Werkzaam bij de afdeling godsdienst van de KRO las ik in die jaren alles wat er over de achtergronden van het optreden van de pausen internationaal werd gepubliceerd. Ook was ik meermalen in de gelegenheid pausreizen in ontwikkelingslanden mee te maken, waarbij we vaak gelogeerd waren in hotels waar ook kardinalen en Vaticaanse apparatsjiks waren ondergebracht. De lobby's en bars van dergelijke hotels waren ideale plaatsen om feiten en geruchten over de politieke invloed van de paus na te trekken.

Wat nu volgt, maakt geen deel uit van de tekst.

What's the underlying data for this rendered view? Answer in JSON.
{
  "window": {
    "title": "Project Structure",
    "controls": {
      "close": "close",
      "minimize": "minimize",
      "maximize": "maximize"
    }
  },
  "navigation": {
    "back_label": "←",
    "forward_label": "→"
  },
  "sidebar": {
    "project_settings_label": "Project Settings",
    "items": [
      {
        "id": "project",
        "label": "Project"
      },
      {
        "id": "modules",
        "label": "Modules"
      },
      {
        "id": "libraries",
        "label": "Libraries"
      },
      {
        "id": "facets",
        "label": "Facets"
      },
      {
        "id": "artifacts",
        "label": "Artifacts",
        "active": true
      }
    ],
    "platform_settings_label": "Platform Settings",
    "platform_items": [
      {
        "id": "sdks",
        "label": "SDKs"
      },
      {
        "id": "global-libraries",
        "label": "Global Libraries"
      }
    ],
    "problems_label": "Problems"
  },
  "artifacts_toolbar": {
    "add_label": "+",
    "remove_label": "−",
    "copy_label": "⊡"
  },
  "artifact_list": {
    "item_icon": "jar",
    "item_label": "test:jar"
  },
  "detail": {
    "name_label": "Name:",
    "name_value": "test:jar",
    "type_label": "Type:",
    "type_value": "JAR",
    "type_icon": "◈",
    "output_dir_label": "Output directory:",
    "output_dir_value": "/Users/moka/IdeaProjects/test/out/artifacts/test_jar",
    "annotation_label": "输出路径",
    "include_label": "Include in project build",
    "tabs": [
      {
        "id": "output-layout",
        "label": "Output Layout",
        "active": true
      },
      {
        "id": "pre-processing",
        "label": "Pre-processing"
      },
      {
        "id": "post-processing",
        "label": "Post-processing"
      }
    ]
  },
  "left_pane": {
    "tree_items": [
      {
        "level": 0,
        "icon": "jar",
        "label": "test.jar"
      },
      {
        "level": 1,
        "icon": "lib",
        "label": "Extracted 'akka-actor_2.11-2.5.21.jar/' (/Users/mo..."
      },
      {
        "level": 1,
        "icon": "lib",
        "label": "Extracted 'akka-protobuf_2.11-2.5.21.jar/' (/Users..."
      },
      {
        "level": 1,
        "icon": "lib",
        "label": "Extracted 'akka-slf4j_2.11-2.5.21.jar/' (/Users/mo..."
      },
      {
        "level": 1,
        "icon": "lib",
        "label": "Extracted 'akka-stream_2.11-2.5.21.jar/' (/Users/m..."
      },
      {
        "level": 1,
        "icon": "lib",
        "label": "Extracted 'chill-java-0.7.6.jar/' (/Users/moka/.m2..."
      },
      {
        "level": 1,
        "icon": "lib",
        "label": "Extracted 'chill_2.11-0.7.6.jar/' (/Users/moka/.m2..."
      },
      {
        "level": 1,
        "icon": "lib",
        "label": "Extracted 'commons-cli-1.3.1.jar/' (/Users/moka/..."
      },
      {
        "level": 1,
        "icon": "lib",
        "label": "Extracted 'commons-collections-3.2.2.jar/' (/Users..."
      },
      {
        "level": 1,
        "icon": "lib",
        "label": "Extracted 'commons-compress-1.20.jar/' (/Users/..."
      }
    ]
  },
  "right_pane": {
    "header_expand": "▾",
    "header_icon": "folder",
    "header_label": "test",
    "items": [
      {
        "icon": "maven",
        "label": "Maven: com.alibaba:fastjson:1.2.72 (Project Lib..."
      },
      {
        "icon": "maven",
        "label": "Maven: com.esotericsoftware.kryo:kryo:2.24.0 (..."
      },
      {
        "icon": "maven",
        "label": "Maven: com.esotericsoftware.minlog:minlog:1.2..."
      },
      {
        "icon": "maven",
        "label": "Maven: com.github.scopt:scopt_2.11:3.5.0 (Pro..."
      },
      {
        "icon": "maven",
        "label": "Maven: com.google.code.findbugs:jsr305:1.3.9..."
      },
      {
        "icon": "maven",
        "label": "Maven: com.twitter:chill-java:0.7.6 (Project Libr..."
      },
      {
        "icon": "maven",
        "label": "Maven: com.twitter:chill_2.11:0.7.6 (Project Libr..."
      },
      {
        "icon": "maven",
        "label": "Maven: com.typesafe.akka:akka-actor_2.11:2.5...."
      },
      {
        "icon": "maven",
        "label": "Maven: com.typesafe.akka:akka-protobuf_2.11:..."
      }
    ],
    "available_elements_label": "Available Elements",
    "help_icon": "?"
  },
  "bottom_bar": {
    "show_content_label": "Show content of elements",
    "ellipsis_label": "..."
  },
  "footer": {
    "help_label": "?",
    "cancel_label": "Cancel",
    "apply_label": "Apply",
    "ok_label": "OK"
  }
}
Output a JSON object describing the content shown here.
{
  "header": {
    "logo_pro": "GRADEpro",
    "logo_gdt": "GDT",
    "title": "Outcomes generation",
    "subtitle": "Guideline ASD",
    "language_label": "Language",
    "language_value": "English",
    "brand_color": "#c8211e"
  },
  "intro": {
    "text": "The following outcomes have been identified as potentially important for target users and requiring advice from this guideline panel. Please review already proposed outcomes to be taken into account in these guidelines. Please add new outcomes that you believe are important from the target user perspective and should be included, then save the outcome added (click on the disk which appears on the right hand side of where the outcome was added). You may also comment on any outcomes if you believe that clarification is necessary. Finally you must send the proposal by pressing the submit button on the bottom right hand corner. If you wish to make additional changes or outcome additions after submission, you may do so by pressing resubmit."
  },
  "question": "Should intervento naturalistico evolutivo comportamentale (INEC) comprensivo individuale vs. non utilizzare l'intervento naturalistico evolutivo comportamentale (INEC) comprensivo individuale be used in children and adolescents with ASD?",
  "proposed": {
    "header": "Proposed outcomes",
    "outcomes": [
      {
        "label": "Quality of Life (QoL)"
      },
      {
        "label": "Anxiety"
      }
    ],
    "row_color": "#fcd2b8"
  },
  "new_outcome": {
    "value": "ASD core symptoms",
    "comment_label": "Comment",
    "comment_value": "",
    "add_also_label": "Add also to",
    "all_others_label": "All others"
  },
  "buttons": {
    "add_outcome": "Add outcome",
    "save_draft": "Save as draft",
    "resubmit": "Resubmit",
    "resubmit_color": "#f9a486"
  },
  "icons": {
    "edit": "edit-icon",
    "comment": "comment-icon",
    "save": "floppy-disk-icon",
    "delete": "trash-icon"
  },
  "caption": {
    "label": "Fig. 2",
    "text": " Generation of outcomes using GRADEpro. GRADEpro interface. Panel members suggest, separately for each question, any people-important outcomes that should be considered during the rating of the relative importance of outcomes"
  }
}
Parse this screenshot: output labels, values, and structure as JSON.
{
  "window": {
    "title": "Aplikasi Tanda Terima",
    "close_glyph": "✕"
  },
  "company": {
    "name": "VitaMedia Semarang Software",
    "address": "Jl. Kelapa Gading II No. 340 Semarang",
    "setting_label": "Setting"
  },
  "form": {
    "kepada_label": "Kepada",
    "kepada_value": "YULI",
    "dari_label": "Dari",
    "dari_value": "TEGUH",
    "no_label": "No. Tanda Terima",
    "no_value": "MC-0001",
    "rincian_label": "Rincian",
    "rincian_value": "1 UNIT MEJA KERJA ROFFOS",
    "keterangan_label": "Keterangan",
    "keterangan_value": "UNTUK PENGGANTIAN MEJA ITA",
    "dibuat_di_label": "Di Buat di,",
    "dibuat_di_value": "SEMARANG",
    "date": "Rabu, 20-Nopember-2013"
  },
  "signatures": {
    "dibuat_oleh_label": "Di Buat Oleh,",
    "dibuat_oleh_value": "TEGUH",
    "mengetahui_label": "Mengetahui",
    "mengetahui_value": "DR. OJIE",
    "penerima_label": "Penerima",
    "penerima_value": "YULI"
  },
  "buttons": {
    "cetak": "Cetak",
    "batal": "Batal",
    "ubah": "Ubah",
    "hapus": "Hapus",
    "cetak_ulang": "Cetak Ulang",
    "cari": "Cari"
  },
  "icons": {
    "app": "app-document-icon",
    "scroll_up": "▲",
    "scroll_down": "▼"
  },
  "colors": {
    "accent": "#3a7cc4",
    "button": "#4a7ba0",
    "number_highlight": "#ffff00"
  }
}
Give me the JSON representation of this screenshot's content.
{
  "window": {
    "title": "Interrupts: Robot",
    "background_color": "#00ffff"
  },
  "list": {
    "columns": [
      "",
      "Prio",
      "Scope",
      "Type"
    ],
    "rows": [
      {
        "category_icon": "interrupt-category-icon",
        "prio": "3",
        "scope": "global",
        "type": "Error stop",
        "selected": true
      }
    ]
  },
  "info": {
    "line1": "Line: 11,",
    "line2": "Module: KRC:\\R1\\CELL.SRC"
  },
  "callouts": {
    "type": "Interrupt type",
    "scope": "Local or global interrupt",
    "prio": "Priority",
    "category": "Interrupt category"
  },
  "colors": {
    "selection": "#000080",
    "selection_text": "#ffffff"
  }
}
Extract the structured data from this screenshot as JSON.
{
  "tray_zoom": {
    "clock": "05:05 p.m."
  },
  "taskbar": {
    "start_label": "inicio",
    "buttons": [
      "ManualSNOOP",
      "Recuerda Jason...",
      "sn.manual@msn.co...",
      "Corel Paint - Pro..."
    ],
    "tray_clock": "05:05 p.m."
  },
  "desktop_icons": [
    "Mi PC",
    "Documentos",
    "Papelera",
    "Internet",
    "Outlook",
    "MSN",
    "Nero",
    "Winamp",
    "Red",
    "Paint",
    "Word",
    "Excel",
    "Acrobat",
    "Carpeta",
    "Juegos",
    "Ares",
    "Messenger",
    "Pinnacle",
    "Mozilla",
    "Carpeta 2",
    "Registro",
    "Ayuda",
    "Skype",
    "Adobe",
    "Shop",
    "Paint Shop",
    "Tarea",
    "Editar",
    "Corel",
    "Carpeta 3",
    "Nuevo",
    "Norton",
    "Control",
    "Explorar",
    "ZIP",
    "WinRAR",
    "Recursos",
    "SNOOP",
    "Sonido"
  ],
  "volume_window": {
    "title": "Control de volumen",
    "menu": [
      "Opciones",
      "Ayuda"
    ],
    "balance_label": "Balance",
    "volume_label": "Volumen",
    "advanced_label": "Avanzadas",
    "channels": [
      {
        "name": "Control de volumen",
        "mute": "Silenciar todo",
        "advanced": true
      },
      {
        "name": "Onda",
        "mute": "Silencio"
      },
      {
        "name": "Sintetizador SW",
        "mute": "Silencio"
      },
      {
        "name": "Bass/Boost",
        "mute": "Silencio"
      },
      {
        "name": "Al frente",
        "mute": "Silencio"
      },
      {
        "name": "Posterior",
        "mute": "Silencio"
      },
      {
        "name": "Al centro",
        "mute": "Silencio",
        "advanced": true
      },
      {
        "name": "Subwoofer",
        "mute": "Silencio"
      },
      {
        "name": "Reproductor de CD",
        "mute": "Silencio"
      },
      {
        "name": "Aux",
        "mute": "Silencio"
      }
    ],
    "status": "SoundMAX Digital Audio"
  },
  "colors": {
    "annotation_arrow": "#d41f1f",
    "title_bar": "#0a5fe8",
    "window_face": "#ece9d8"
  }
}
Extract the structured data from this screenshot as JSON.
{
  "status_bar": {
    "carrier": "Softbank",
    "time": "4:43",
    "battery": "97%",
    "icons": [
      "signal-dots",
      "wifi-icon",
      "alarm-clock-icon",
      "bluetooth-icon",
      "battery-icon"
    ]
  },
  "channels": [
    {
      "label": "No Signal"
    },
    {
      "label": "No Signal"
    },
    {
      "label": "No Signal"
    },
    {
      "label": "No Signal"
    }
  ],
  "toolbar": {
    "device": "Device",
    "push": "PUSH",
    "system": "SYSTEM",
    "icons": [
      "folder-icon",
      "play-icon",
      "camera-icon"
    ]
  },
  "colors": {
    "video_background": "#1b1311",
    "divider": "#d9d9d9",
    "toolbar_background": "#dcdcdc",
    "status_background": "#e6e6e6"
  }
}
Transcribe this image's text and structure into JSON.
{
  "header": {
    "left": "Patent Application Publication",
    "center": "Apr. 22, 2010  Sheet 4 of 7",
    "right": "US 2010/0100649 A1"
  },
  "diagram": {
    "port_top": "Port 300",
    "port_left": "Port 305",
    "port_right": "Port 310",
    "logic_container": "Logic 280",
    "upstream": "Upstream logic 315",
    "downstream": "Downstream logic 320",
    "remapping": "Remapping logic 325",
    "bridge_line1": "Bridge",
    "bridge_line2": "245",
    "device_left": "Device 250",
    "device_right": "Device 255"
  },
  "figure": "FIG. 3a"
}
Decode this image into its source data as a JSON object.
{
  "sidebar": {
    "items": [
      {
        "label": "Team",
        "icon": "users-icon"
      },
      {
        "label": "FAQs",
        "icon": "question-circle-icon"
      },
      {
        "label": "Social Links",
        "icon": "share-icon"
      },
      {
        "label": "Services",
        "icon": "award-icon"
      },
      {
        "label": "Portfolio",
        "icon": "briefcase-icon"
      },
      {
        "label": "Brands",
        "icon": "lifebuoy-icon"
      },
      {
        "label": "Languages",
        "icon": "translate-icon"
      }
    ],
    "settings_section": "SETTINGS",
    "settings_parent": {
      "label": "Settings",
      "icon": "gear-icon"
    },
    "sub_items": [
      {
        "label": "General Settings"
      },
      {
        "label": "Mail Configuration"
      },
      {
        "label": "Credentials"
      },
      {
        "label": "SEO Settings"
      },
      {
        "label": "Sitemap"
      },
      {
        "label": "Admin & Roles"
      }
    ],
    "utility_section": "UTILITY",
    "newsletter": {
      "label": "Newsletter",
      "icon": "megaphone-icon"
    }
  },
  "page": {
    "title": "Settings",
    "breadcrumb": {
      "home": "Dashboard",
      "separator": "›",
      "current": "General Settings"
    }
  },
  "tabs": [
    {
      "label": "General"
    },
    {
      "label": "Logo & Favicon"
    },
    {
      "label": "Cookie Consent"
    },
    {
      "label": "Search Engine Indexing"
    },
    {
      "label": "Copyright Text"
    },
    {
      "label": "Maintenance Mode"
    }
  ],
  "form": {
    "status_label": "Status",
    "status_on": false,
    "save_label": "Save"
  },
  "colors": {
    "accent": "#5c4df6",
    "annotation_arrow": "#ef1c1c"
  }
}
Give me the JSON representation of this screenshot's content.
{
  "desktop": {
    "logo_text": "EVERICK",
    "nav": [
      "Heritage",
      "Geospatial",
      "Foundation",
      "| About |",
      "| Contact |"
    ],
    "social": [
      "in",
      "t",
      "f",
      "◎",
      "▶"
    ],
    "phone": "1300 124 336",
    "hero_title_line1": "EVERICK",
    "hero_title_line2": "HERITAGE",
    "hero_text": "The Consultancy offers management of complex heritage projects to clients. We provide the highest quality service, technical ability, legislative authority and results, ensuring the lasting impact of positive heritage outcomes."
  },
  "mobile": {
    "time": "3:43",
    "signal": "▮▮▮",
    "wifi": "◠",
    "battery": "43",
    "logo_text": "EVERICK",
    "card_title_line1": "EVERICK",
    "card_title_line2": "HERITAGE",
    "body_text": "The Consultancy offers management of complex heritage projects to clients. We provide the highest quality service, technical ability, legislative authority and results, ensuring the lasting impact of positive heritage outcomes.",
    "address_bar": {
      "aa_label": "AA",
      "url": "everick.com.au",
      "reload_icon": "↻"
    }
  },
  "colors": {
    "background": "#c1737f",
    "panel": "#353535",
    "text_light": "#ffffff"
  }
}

Uit die bronnen begreep ik, dat de toenmalige Oostpolitiek van het Vaticaan, onder de leiding van kardinaal Casaroli gericht op vreedzame co-existentie met het Oostblok, een doorn in het oog was van de veiligheidsadviseur van president Carter, de Pools-Amerikaan Zbigniew Brzezinski.
Dat was vroeger wel anders geweest. Heel lang was de rooms-katholieke kerk voor het Witte Huis en de CIA een uiterst nuttige organisatie gebleken in de strijd tegen Moskou. Het Vaticaan was daarin zeer ver gegaan. Zo waren vooraanstaande nazi's via een Vaticaanse route naar Amerika 'geholpen' om de VS te helpen in de strijd tegen het communisme. Voor geld en paspoorten zorgden leden van de katholieke Soevereine Orde van Malta.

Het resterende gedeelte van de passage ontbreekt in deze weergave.